The lobby of the Hotel Georges is decorated in the prevailing fashion of the
ciudad
of Mexico, which denotes furniture of extreme geometrical angles, with much glass and metal. In the midst of this somewhat unreal grandeur sat Oscar Piper, his nose buried in a four-day-old copy of the New York
Times.
A small brown man was shining his shoes, in a fury of noise and effort.

“Getting prettied up, Oscar?” inquired Miss Hildegarde Withers as she approached from the dripping outdoors.

“Third time today,” he confessed. “No sales resistance, and I don’t know the Spanish for ‘scram.’ How’s tricks with you?”

“Well, I—”

“Knew you wouldn’t get anywhere dashing off after that taxi,” he jeered. They both looked up as someone approached—a birdlike little old man closely followed by a birdlike little old lady.

“Oh, Inspector!”

Piper tried to stand up, to the discomfiture of the shoeshine expert. He introduced Miss Withers to Mr. and Mrs. Ippwing. “Of Peoria.”

“Great place to come from,” said Ippwing with a twinkle.

“And a great place to go back to,” his wife added loyally.

“We were just at the desk, to mail a letter,” Ippwing went on. “Had to write our invalid daughter back home all about the excitement on the train. We had a
murder
on the train!” he confided to Miss Withers.

The schoolteacher said fervently that she wished she had been there. “And it’s not over and done with yet, if you ask me!” Mrs. Ippwing went on. “Because our room is near the Mabies’ suite, and we heard them having a nice family argument over something. And just now—”

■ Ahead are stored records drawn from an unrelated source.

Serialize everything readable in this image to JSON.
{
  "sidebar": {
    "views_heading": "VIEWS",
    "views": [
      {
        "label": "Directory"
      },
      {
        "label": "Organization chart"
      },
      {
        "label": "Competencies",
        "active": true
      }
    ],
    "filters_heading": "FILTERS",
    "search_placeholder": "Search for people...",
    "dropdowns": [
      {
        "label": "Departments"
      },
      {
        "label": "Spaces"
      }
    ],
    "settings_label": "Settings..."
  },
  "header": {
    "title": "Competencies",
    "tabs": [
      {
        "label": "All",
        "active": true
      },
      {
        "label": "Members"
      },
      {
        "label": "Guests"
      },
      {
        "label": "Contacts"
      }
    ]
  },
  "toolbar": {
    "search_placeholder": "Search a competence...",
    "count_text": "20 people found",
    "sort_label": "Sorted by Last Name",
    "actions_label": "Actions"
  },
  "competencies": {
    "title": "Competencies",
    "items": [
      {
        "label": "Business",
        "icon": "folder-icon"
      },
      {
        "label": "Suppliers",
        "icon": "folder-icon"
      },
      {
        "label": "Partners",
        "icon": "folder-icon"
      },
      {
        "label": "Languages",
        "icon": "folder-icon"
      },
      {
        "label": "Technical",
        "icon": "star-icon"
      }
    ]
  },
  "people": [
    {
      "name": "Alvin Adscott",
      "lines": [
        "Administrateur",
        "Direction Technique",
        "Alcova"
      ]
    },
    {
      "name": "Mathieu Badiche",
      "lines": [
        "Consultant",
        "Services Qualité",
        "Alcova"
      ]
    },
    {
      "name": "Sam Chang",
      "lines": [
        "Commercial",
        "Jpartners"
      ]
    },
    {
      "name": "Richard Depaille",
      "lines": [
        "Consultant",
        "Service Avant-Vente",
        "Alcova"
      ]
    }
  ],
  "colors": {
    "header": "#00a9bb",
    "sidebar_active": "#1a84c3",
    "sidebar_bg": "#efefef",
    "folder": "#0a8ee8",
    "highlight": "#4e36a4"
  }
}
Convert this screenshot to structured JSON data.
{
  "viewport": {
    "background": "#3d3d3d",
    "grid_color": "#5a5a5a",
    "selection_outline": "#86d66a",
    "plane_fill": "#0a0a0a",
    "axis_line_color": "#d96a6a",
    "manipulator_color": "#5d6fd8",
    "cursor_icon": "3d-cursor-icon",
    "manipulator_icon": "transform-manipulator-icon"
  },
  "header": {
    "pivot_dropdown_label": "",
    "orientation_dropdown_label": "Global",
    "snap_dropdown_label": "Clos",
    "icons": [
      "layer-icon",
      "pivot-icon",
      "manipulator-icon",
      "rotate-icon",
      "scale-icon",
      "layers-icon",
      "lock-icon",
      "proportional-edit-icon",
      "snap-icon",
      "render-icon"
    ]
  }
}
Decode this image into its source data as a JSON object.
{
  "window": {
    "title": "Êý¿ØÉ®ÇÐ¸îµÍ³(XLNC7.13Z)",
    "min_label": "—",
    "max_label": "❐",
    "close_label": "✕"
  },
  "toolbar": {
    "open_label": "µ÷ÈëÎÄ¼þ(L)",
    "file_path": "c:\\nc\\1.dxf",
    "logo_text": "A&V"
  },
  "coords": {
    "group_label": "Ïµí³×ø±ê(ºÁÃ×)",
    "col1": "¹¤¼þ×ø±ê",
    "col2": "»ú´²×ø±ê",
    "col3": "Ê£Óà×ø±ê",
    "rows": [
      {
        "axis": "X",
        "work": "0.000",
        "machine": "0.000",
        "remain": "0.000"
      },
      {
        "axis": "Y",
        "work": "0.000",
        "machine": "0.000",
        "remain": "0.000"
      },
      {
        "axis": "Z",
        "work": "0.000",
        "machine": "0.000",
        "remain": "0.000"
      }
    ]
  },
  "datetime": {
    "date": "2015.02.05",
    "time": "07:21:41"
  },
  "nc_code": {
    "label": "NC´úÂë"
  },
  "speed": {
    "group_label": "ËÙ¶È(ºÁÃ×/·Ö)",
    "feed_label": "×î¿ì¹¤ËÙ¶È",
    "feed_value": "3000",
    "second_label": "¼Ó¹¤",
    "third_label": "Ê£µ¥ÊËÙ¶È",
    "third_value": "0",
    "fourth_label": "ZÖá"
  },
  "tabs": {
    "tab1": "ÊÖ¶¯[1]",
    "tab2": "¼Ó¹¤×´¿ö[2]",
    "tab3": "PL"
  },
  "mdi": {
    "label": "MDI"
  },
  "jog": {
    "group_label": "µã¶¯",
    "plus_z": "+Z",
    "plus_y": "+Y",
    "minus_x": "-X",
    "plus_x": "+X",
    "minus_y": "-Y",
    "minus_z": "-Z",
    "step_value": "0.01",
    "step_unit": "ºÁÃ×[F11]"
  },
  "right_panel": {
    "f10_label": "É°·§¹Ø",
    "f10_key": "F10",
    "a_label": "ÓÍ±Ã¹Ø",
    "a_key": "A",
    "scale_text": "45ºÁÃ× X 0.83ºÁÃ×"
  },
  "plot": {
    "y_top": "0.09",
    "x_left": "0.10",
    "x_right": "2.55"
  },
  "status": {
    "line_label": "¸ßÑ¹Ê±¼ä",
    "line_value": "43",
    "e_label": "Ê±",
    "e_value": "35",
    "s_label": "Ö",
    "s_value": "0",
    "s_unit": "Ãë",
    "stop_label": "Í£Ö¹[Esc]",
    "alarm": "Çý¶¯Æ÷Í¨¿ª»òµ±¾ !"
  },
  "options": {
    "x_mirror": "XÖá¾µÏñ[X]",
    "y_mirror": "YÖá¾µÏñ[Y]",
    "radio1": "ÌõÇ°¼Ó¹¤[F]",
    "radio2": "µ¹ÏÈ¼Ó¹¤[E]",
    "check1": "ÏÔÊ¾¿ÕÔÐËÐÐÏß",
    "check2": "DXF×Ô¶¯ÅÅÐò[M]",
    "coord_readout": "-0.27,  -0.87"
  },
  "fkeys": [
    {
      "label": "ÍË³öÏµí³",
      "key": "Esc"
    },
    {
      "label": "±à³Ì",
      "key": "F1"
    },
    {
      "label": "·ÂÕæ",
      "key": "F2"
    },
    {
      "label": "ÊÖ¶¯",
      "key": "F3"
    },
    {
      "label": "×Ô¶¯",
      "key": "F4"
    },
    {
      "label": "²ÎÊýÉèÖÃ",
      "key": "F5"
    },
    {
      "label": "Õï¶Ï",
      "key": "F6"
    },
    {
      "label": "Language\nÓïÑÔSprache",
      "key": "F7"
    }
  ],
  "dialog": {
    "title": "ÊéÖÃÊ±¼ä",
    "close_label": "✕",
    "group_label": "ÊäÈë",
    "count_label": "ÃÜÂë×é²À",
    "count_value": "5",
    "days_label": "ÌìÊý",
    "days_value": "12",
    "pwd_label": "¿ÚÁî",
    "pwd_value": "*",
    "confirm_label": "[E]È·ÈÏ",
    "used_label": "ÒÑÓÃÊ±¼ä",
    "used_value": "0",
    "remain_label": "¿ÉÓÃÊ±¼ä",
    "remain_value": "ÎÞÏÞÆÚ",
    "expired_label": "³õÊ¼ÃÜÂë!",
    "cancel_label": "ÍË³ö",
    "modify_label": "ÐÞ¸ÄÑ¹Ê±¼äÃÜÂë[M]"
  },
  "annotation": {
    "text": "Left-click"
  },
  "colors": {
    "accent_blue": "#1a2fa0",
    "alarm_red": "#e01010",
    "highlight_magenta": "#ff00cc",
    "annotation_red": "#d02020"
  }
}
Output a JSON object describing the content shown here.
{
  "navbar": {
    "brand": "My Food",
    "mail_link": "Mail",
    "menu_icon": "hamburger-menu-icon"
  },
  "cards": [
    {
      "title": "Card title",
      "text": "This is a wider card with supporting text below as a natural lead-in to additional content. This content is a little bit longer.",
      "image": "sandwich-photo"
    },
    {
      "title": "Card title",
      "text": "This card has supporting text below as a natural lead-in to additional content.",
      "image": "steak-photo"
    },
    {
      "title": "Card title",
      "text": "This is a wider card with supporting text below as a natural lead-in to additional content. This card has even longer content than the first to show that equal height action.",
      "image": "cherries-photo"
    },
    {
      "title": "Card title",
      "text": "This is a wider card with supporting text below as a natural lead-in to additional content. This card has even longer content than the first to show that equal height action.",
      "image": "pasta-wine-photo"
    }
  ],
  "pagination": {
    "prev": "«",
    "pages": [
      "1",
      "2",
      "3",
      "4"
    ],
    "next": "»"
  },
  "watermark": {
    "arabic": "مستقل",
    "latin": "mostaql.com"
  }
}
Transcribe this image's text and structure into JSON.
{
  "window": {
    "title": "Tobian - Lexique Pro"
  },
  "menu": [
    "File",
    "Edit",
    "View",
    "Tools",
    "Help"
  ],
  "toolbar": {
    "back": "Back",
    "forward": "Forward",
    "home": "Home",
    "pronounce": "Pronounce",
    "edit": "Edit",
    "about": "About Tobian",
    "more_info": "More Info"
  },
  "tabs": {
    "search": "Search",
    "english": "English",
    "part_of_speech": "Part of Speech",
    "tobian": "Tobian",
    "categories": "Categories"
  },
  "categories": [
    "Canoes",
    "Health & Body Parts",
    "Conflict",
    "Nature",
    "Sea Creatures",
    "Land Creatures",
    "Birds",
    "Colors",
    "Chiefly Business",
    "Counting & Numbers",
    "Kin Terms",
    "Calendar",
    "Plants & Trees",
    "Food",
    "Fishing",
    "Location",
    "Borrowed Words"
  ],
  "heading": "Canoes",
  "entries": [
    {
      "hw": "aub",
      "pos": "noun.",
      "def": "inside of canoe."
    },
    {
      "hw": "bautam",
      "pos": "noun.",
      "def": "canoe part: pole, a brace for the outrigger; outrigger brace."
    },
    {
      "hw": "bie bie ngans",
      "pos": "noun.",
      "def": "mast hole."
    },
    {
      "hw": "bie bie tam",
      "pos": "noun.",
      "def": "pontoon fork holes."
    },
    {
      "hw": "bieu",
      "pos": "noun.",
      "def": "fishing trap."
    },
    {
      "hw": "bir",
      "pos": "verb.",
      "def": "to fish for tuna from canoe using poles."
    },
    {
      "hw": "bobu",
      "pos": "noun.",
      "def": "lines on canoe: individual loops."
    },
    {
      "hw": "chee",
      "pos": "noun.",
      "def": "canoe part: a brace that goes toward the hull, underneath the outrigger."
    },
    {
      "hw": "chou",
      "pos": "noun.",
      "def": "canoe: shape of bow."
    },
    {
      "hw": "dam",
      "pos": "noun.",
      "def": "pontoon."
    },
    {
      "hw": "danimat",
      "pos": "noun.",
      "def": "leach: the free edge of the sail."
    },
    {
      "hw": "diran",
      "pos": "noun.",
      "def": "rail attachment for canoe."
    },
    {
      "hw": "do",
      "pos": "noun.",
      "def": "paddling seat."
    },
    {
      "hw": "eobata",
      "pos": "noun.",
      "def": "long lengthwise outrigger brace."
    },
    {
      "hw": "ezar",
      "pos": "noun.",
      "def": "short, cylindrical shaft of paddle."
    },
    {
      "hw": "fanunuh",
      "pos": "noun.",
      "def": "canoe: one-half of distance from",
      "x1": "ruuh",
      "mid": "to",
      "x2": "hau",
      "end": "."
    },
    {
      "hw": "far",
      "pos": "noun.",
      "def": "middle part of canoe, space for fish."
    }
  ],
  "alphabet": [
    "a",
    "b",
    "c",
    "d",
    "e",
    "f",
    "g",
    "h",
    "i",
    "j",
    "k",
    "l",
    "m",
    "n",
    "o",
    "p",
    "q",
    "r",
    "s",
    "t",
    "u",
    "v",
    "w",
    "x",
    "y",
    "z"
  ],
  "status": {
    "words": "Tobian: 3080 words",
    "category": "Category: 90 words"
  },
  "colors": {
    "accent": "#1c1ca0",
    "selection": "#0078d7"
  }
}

“Just now at the desk we heard the girl at the switchboard—lovely girl, speaks English just as good as you or me—and she was asking about plane reservations for Mr. and Mrs. Mabie!” Ippwing added.

“Running away!” was the little old lady’s parting shot. And they went blithely out into the inevitable rain of a summer afternoon in Mexico.

“Looks like the Mabies are taking your advice,” Piper said to the schoolteacher. She was playing an imaginary tune on the edge of the table.

“Oscar,” she demanded, “what sort of a man is Alderman Mabie?”

“Francis?” Piper blinked. “Age about forty-five, fond of thick steaks and thin wheat cakes, a good district leader, but not any ball of fire. Thought he’d help himself by marrying money, but hurt himself because the boys think he’s playing society. Plays a fair game of poker but overbets his hand and always stays in no matter what he is dealt.”

“His mind, his emotions?”

“Reads Eddie Guest. Cheers when the band plays ‘Dixie.’ Wears a carnation on Mother’s Day.”

“Women?” pressed the schoolma’am.

“Not especially. Why should he? Married to a good-looking, not too smart woman with a million or so?” Piper shrugged. “He would inherit, of course, if anything happened. But he was frank about it.”